In many cases, agricultural food sources located close to roads or that offer easy hunting access will have been beaten to death by other hunters. Going the extra mile and focusing primarily on out-of-the way locations is the best bet. Bucks with reputations of being master escape artists will flock to these hideaways when the pressure is turned up and things get hectic. Carefully positioning a stand along the edge of bedding cover or above big buck travel routes leading to a late season food source can be deadly. This is exactly the strategy I used last season to tag a giant post-rut buck in the steep and rugged mountain country of southeastern Kentucky. It's a lot easier to establish a textbook feeding-to-bedding pattern during the late season because bucks simply don't have the food choices they enjoyed earlier in the year.

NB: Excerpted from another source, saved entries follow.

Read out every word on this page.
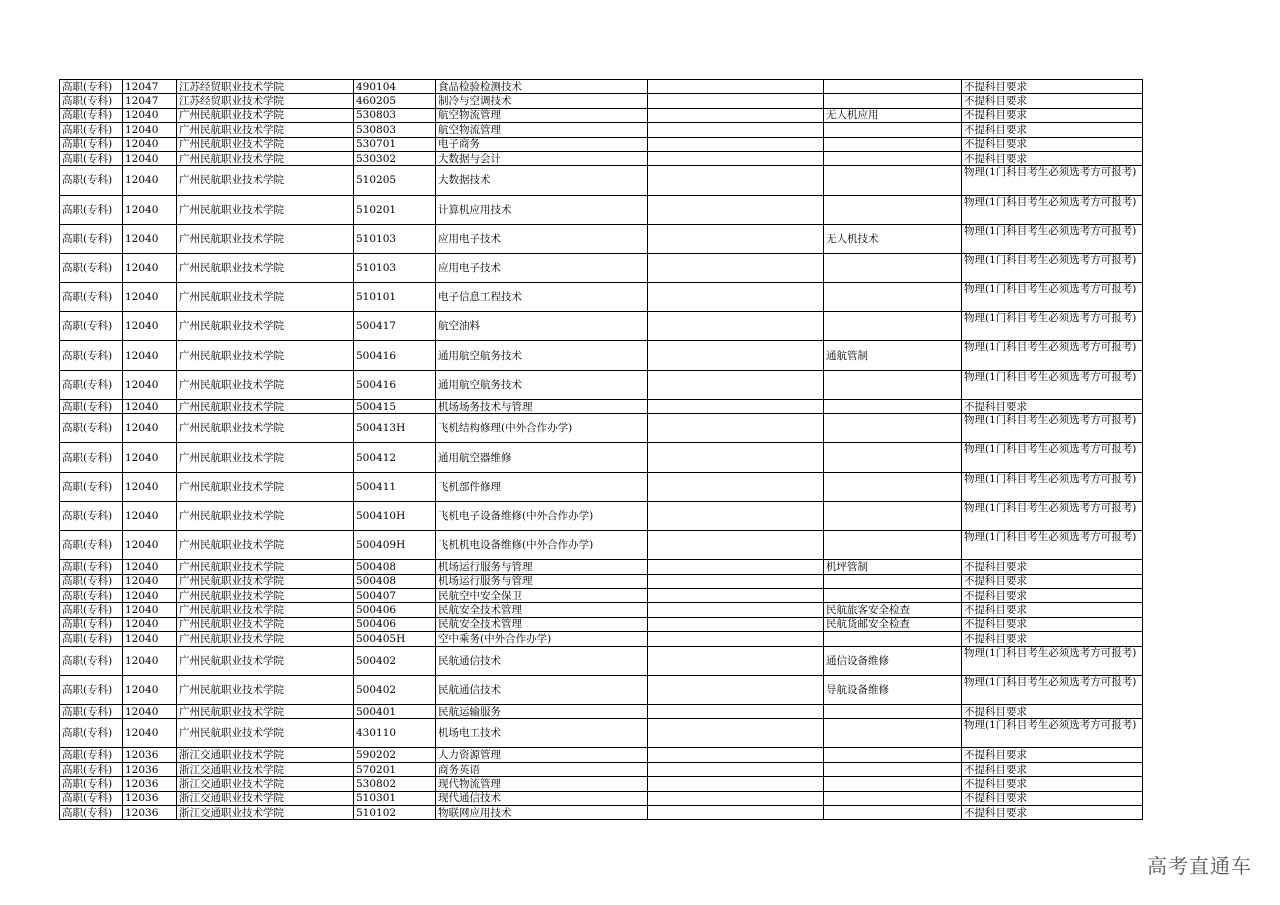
高职(专科)	12047	江苏经贸职业技术学院	490104	食品检验检测技术			不提科目要求
高职(专科)	12047	江苏经贸职业技术学院	460205	制冷与空调技术			不提科目要求
高职(专科)	12040	广州民航职业技术学院	530803	航空物流管理		无人机应用	不提科目要求
高职(专科)	12040	广州民航职业技术学院	530803	航空物流管理			不提科目要求
高职(专科)	12040	广州民航职业技术学院	530701	电子商务			不提科目要求
高职(专科)	12040	广州民航职业技术学院	530302	大数据与会计			不提科目要求
高职(专科)	12040	广州民航职业技术学院	510205	大数据技术			物理(1门科目考生必须选考方可报考)
高职(专科)	12040	广州民航职业技术学院	510201	计算机应用技术			物理(1门科目考生必须选考方可报考)
高职(专科)	12040	广州民航职业技术学院	510103	应用电子技术		无人机技术	物理(1门科目考生必须选考方可报考)
高职(专科)	12040	广州民航职业技术学院	510103	应用电子技术			物理(1门科目考生必须选考方可报考)
高职(专科)	12040	广州民航职业技术学院	510101	电子信息工程技术			物理(1门科目考生必须选考方可报考)
高职(专科)	12040	广州民航职业技术学院	500417	航空油料			物理(1门科目考生必须选考方可报考)
高职(专科)	12040	广州民航职业技术学院	500416	通用航空航务技术		通航管制	物理(1门科目考生必须选考方可报考)
高职(专科)	12040	广州民航职业技术学院	500416	通用航空航务技术			物理(1门科目考生必须选考方可报考)
高职(专科)	12040	广州民航职业技术学院	500415	机场场务技术与管理			不提科目要求
高职(专科)	12040	广州民航职业技术学院	500413H	飞机结构修理(中外合作办学)			物理(1门科目考生必须选考方可报考)
高职(专科)	12040	广州民航职业技术学院	500412	通用航空器维修			物理(1门科目考生必须选考方可报考)
高职(专科)	12040	广州民航职业技术学院	500411	飞机部件修理			物理(1门科目考生必须选考方可报考)
高职(专科)	12040	广州民航职业技术学院	500410H	飞机电子设备维修(中外合作办学)			物理(1门科目考生必须选考方可报考)
高职(专科)	12040	广州民航职业技术学院	500409H	飞机机电设备维修(中外合作办学)			物理(1门科目考生必须选考方可报考)
高职(专科)	12040	广州民航职业技术学院	500408	机场运行服务与管理		机坪管制	不提科目要求
高职(专科)	12040	广州民航职业技术学院	500408	机场运行服务与管理			不提科目要求
高职(专科)	12040	广州民航职业技术学院	500407	民航空中安全保卫			不提科目要求
高职(专科)	12040	广州民航职业技术学院	500406	民航安全技术管理		民航旅客安全检查	不提科目要求
高职(专科)	12040	广州民航职业技术学院	500406	民航安全技术管理		民航货邮安全检查	不提科目要求
高职(专科)	12040	广州民航职业技术学院	500405H	空中乘务(中外合作办学)			不提科目要求
高职(专科)	12040	广州民航职业技术学院	500402	民航通信技术		通信设备维修	物理(1门科目考生必须选考方可报考)
高职(专科)	12040	广州民航职业技术学院	500402	民航通信技术		导航设备维修	物理(1门科目考生必须选考方可报考)
高职(专科)	12040	广州民航职业技术学院	500401	民航运输服务			不提科目要求
高职(专科)	12040	广州民航职业技术学院	430110	机场电工技术			物理(1门科目考生必须选考方可报考)
高职(专科)	12036	浙江交通职业技术学院	590202	人力资源管理			不提科目要求
高职(专科)	12036	浙江交通职业技术学院	570201	商务英语			不提科目要求
高职(专科)	12036	浙江交通职业技术学院	530802	现代物流管理			不提科目要求
高职(专科)	12036	浙江交通职业技术学院	510301	现代通信技术			不提科目要求
高职(专科)	12036	浙江交通职业技术学院	510102	物联网应用技术			不提科目要求
高考直通车
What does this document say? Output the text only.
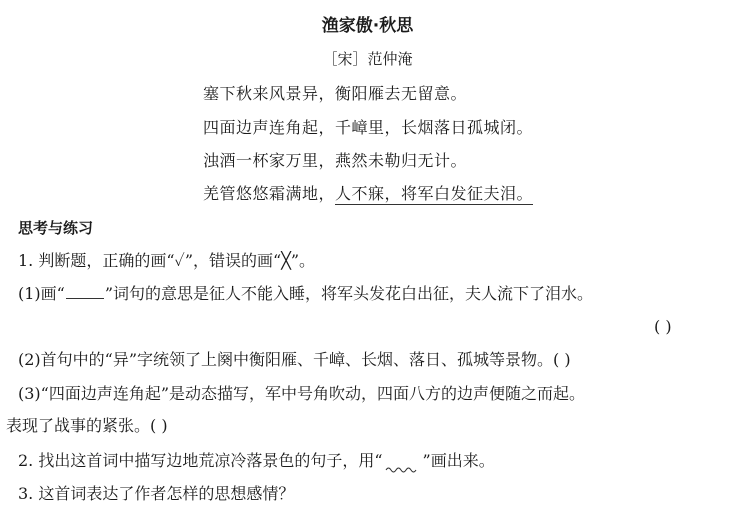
渔家傲·秋思
［宋］范仲淹
塞下秋来风景异，衡阳雁去无留意。
四面边声连角起，千嶂里，长烟落日孤城闭。
浊酒一杯家万里，燕然未勒归无计。
羌管悠悠霜满地，人不寐，将军白发征夫泪。
思考与练习
1. 判断题，正确的画“✓”，错误的画“╳”。
(1)画“	”词句的意思是征人不能入睡，将军头发花白出征，夫人流下了泪水。
( )
(2)首句中的“异”字统领了上阕中衡阳雁、千嶂、长烟、落日、孤城等景物。( )
(3)“四面边声连角起”是动态描写，军中号角吹动，四面八方的边声便随之而起。
表现了战事的紧张。( )
2. 找出这首词中描写边地荒凉冷落景色的句子，用“	”画出来。
3. 这首词表达了作者怎样的思想感情？
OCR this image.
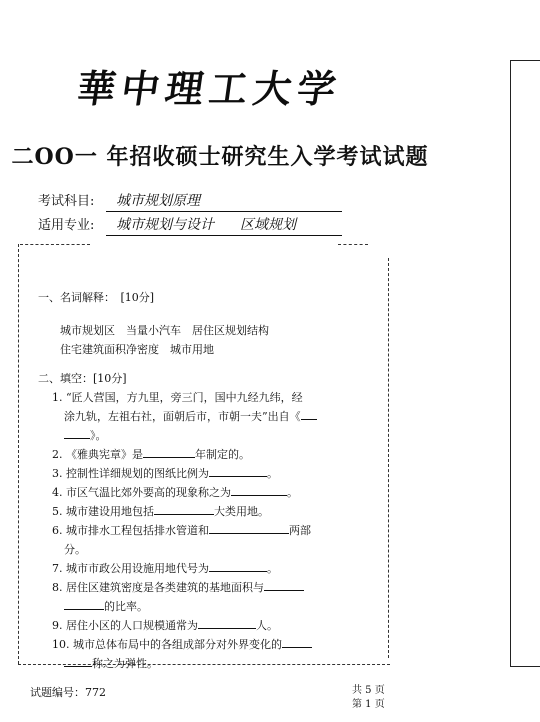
華中理工大学
二OO一 年招收硕士研究生入学考试试题
考试科目: 城市规划原理
适用专业: 城市规划与设计 区域规划
一、名词解释：　 [10分]
城市规划区　当量小汽车　居住区规划结构
住宅建筑面积净密度　城市用地
二、填空：[10分]
1. “匠人营国，方九里，旁三门，国中九经九纬，经
涂九轨，左祖右社，面朝后市，市朝一夫”出自《
》。
2. 《雅典宪章》是	年制定的。
3. 控制性详细规划的图纸比例为	。
4. 市区气温比郊外要高的现象称之为	。
5. 城市建设用地包括	大类用地。
6. 城市排水工程包括排水管道和	两部
分。
7. 城市市政公用设施用地代号为	。
8. 居住区建筑密度是各类建筑的基地面积与
的比率。
9. 居住小区的人口规模通常为	人。
10. 城市总体布局中的各组成部分对外界变化的
称之为弹性。
试题编号：772	共 5 页
第 1 页
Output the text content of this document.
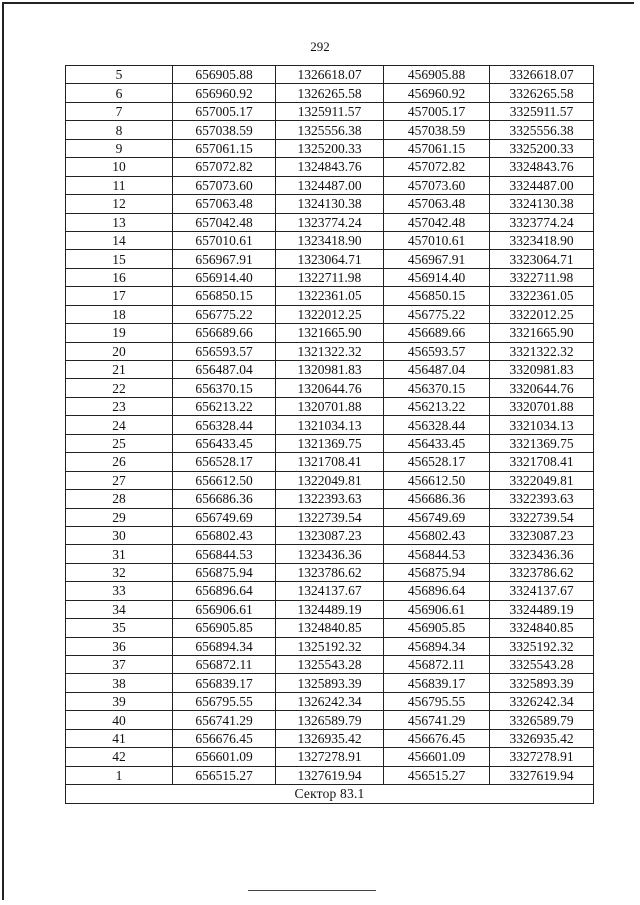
292
5	656905.88	1326618.07	456905.88	3326618.07
6	656960.92	1326265.58	456960.92	3326265.58
7	657005.17	1325911.57	457005.17	3325911.57
8	657038.59	1325556.38	457038.59	3325556.38
9	657061.15	1325200.33	457061.15	3325200.33
10	657072.82	1324843.76	457072.82	3324843.76
11	657073.60	1324487.00	457073.60	3324487.00
12	657063.48	1324130.38	457063.48	3324130.38
13	657042.48	1323774.24	457042.48	3323774.24
14	657010.61	1323418.90	457010.61	3323418.90
15	656967.91	1323064.71	456967.91	3323064.71
16	656914.40	1322711.98	456914.40	3322711.98
17	656850.15	1322361.05	456850.15	3322361.05
18	656775.22	1322012.25	456775.22	3322012.25
19	656689.66	1321665.90	456689.66	3321665.90
20	656593.57	1321322.32	456593.57	3321322.32
21	656487.04	1320981.83	456487.04	3320981.83
22	656370.15	1320644.76	456370.15	3320644.76
23	656213.22	1320701.88	456213.22	3320701.88
24	656328.44	1321034.13	456328.44	3321034.13
25	656433.45	1321369.75	456433.45	3321369.75
26	656528.17	1321708.41	456528.17	3321708.41
27	656612.50	1322049.81	456612.50	3322049.81
28	656686.36	1322393.63	456686.36	3322393.63
29	656749.69	1322739.54	456749.69	3322739.54
30	656802.43	1323087.23	456802.43	3323087.23
31	656844.53	1323436.36	456844.53	3323436.36
32	656875.94	1323786.62	456875.94	3323786.62
33	656896.64	1324137.67	456896.64	3324137.67
34	656906.61	1324489.19	456906.61	3324489.19
35	656905.85	1324840.85	456905.85	3324840.85
36	656894.34	1325192.32	456894.34	3325192.32
37	656872.11	1325543.28	456872.11	3325543.28
38	656839.17	1325893.39	456839.17	3325893.39
39	656795.55	1326242.34	456795.55	3326242.34
40	656741.29	1326589.79	456741.29	3326589.79
41	656676.45	1326935.42	456676.45	3326935.42
42	656601.09	1327278.91	456601.09	3327278.91
1	656515.27	1327619.94	456515.27	3327619.94
Сектор 83.1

The key to late season hunting is pressure. Find the places that have received the least. (Realtree photo)On a different note, isolated patches of thick cover that offer quick access to food and are located near heavily populated areas can also be deadly spots to intercept a top-heavy titan. These overlooked locations rarely receive much hunting pressure, and bucks are able to live long enough to reach a mature age. Ironically, small pockets of thick cover that are tucked inside of subdivisions, small towns or behind churches and motels have the potential to attract and hold monster bucks. This is especially true during high-traffic periods when swarms of hunters are hitting the woods hard and pushing deer out of more conventional areas. Sneaking into these prime locations with a bow during the late season can place you right on top of a shooter buck.

Right about now that one last deer tag has to be burning a hole in your pocket. There are several good reasons why you should hit the woods hard during the winter months. Minimal outside hunting pressure, limited food sources, increased midday activity and predictable patterns can give you the edge needed to bust a massive post-rut buck. The late season can be the perfect time to catch a big boy off guard and nail him when he least expects it. It's definitely one of my favorite transitional phases to hunt, and I've tagged some of my best bucks at this time. Give these post-rut tactics a try, but remember to have the number of your taxidermist on speed-dial. Now, get out there and make something happen!